Amorphous-layer-free nanocrystalline silicon films were prepared by a very high frequency plasma enhanced chemical vapor deposition (PECVD) technique using hydrogen-diluted SiH4 at 250°C. The dependence of the crystallinity of the film on the hydrogen dilution ratio and the film thickness was investigated. Raman spectra show that the thickness of the initial amorphous incubation layer on silicon oxide gradually decreases with increasing hydrogen dilution ratio. High-resolution transmission electron microscopy reveals that the initial amorphous incubation layer can be completely eliminated at a hydrogen dilution ratio of 98%, which is lower than that needed for the growth of amorphous-layer-free nanocrystalline silicon using an excitation frequency of 13.56 MHz.
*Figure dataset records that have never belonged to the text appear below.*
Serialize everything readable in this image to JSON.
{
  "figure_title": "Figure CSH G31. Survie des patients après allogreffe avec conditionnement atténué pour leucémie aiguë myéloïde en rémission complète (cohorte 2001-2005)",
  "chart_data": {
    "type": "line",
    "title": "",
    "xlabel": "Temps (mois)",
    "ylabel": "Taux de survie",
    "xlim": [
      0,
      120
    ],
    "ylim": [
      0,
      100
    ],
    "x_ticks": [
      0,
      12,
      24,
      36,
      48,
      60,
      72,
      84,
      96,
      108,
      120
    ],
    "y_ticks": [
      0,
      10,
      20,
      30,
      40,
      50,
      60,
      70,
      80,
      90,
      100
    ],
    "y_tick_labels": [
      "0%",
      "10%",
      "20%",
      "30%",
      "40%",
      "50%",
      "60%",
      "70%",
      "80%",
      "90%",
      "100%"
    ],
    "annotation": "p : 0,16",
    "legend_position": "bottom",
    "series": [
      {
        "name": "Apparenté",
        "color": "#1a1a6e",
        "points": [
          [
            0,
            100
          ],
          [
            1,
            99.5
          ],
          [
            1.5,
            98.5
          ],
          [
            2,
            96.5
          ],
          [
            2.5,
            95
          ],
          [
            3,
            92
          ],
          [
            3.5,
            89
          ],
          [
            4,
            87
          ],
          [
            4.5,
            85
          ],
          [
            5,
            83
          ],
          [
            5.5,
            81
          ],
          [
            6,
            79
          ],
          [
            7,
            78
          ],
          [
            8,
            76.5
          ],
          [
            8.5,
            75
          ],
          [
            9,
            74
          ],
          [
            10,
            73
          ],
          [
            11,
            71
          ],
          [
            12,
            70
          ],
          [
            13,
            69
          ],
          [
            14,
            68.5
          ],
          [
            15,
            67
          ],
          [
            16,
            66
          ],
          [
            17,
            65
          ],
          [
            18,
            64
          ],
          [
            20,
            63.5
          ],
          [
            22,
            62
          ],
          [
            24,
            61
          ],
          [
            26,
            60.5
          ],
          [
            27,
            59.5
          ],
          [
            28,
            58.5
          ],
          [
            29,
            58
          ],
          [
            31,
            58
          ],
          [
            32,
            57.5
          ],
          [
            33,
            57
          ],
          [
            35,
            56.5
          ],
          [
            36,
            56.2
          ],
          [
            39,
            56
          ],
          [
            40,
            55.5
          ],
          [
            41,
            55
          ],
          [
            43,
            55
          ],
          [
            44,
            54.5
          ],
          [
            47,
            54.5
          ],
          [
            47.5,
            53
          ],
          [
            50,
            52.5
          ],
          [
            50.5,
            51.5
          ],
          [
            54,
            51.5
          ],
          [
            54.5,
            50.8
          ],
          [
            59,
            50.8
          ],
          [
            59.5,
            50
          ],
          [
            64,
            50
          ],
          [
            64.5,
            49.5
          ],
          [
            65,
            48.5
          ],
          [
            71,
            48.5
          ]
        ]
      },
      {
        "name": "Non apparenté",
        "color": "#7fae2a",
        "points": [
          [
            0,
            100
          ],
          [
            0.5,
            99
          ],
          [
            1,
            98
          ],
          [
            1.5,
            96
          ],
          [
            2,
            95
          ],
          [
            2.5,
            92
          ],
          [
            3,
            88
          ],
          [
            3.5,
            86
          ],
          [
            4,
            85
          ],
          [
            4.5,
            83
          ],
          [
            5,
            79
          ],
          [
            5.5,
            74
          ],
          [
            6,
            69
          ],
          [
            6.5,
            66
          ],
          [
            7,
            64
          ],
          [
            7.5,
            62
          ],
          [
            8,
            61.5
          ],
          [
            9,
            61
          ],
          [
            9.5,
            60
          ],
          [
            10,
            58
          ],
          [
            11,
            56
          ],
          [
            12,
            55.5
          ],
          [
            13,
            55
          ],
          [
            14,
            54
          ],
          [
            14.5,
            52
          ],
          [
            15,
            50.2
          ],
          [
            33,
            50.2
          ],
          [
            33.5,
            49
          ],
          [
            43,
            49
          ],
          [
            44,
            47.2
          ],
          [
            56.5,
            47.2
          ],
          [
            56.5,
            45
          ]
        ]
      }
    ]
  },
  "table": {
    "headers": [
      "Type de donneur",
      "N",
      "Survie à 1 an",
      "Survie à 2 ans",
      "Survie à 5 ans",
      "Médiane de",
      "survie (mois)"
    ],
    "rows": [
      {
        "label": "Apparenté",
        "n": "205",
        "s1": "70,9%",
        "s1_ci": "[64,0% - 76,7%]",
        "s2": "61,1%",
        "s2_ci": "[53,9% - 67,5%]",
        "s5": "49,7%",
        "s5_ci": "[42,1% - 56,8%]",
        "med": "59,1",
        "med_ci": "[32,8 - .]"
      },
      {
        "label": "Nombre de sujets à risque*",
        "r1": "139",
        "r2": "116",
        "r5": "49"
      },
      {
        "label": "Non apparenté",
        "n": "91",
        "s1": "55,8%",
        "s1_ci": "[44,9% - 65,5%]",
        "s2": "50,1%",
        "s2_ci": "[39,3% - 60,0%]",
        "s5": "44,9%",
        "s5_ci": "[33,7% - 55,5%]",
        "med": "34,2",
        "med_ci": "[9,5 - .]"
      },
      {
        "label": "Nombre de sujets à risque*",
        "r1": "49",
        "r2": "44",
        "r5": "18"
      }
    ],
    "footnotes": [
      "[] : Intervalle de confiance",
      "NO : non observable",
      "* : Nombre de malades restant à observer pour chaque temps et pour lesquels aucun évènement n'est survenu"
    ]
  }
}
More studies on the microstructure evolution of the initial amorphous incubation layer with hydrogen dilution ratios were performed using Fourier-transform infrared spectroscopy. It is suggested that the high hydrogen dilution, as well as the higher plasma excitation frequency, plays an important role in the formation of amorphous-layer-free nanocrystalline silicon films.